Monday, September 8th, 2008

Israeli-Palestinian debate should rise above trite paradigm

By Gideon Baum

The university is, both by nature and design, a place where the great issues of our time are debated and struggled over. Some disputes, such as the Skinner-Chomsky language acquisition debate, remain unanswered and esoteric. However, other university debates, such as the United States’ involvement in Vietnam, permanently altered the political arena in a tangible and concrete way that can still be felt decades later. Today, it appears the Israeli-Palestinian debate is one of the most crucial debates on American college campuses, and it probably will remain as such into the foreseeable future.

However, the Israel-Palestine debate has gone into territory that few previous debates have ventured. In the struggle for the hearts and the minds of the student body, advocates in both the pro-Israel and pro-Palestine camps have chosen to use emotion over reason, sound bites and pithy facts over reasoned and sensible discussion.

In short, the debate becomes a struggle of black versus white, where the side with the better public relations handlers can triumphantly raise its fist in victory, but only until the next week, when both sides again must struggle against another campaign that has rolled out new devices – which put forward more new and creative twists. The struggle between two very human groups has warped into the struggle between the forces of good and evil.

This structure for the debate is simply wrong. While one can assign one group more blame than another, this is not the same as designating one group as evil and the other as good.

History has taught us this is a state of affairs that simply does not and has not existed. Good and evil are overly simple constructs that do not serve us well when looking at the complex realities facing both the citizens and policy makers. If we look at a similar conflict, such as the conflict between the British and the Irish Republican Army in Northern Ireland, few would feel free to draw a strict line between good and evil. Those that did would be foolhardy, indeed.

Although the IRA is guilty of heinous acts of terrorism that fall far beyond the pale, one can hardly hold up the British Army as an example of absolute moral purity. Moreover, as the Catholic population in Northern Ireland continues to grow and approaches the level of superceding the Protestant majority, one does not see constructive movement coming from the left-wing Labor Party. Neither has there been any attempt to use a constructive model from the competing right-wing Conservative Party, or even a hint of compromise from the IRA.

Yet both sides have very solid and very real reasons for their behavior rooted in previous experiences. In short, the simplistic paradigm of good and evil does not capture the true complexity of the conflict, and serves, paradoxically, as an abstraction that muddies, rather than clears, the water.

There is, however, a far worse result from creating a bogus good-or-evil paradigm for the Israeli-Palestinian debate, in that it allows the advocates of both the Palestinians and Israelis to excuse themselves from any kind of meaningful dialogue or discussion and instead adopt an ends-justify-the-means approach to slapping down the opposing side. This approach permits advocates to walk the low road and place cheap public relations victories over meaningful discussion.

Instead of having dialogue, we have protests at celebrations and destructive, undermining counter-programming. Instead of moderate debates and efforts to cultivate the ability to agree to disagree, we see flyers distributed with distortions and untruths designed to mislead rather than educate.
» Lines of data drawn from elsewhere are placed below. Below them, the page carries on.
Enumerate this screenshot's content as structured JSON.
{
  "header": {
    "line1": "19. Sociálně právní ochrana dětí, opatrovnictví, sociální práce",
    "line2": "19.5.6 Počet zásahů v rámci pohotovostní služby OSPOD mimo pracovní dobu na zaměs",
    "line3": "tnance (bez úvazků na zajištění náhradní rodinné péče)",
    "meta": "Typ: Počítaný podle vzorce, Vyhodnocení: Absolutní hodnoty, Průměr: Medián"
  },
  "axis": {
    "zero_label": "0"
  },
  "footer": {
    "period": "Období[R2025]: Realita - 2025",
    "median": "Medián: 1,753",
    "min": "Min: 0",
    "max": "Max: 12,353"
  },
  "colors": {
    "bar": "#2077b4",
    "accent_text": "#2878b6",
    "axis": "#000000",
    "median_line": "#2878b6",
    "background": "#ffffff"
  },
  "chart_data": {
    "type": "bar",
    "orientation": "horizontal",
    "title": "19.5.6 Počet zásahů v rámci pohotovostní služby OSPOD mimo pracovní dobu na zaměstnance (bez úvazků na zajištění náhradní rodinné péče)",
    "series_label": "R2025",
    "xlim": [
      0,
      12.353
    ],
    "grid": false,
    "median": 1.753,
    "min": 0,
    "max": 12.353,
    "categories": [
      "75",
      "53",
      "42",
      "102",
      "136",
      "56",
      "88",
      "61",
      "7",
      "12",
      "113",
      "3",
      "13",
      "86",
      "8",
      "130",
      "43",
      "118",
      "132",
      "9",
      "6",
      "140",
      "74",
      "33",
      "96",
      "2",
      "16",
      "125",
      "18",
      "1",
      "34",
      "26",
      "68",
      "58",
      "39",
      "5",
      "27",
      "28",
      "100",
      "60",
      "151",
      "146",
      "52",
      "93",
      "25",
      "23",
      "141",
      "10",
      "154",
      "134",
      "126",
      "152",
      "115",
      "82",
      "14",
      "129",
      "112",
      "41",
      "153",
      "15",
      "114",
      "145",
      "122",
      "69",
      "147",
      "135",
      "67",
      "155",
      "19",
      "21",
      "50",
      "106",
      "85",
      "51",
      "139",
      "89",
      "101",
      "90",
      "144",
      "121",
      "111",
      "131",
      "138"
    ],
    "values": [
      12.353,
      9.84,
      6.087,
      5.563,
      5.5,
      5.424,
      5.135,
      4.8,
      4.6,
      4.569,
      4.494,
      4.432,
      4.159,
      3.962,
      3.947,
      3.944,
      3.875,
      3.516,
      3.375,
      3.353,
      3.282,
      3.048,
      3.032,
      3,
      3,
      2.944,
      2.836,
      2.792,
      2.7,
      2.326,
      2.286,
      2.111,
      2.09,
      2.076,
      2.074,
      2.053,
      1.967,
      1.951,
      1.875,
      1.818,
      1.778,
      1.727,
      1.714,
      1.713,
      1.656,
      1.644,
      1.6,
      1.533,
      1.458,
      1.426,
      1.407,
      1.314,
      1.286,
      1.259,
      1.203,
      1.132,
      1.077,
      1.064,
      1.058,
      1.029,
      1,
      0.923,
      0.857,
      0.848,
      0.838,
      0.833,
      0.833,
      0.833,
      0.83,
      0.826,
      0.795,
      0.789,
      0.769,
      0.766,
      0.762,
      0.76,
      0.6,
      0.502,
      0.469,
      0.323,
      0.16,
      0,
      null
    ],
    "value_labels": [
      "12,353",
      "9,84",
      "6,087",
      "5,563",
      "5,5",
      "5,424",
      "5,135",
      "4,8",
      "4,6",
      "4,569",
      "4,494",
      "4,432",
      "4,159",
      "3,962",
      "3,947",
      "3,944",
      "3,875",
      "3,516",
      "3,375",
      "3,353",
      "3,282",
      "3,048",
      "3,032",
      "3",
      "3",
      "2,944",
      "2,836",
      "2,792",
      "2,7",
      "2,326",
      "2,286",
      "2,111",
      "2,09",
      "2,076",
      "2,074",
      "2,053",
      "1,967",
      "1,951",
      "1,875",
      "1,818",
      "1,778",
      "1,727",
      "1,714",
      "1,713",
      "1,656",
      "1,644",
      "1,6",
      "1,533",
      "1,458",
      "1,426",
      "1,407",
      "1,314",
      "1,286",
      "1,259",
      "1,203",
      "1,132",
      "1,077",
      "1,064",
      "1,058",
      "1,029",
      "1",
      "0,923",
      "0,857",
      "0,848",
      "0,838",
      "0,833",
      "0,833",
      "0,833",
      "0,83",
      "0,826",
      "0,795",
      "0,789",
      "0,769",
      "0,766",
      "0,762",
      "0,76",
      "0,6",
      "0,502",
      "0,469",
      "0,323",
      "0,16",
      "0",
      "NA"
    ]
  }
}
This was exemplified when the most active UCLA pro-Israel group decided to air an inflammatory film during Islamic Awareness Week. The film was aired in order to highlight some of the factual oversights of the week and factually was correct, but it was shown at the wrong place and at the wrong time; and it reflected poorly on the Jewish community.

The ease in which the advocates of the Israeli and Palestinian perspectives rush down the low road is disheartening and distressing. That path does not do justice to the complex realities of the situation. It does not serve to create a forum of intelligent debate to enrich the university community, and it does not uplift the participants. Rather, it dirties all who partake in the debate.

It is time for both sides to step up and begin the long and painful process toward meaningful dialogue and debate. It is time for both sides to recognize we have far more in common than we ever have admitted. It is time for the university to return to a place of moderate debate, rather than a battlefield for false and distorted public relations victories. It is time for both sides to take to heart the precepts of the holy books that lead them and to walk the high road, no matter how painful it is.

The forces of division and hatred have reigned free for too long, and it is time for both sides to realize that they only have damned themselves.

Baum is a third-year political science student and the president of the Jewish Student Union.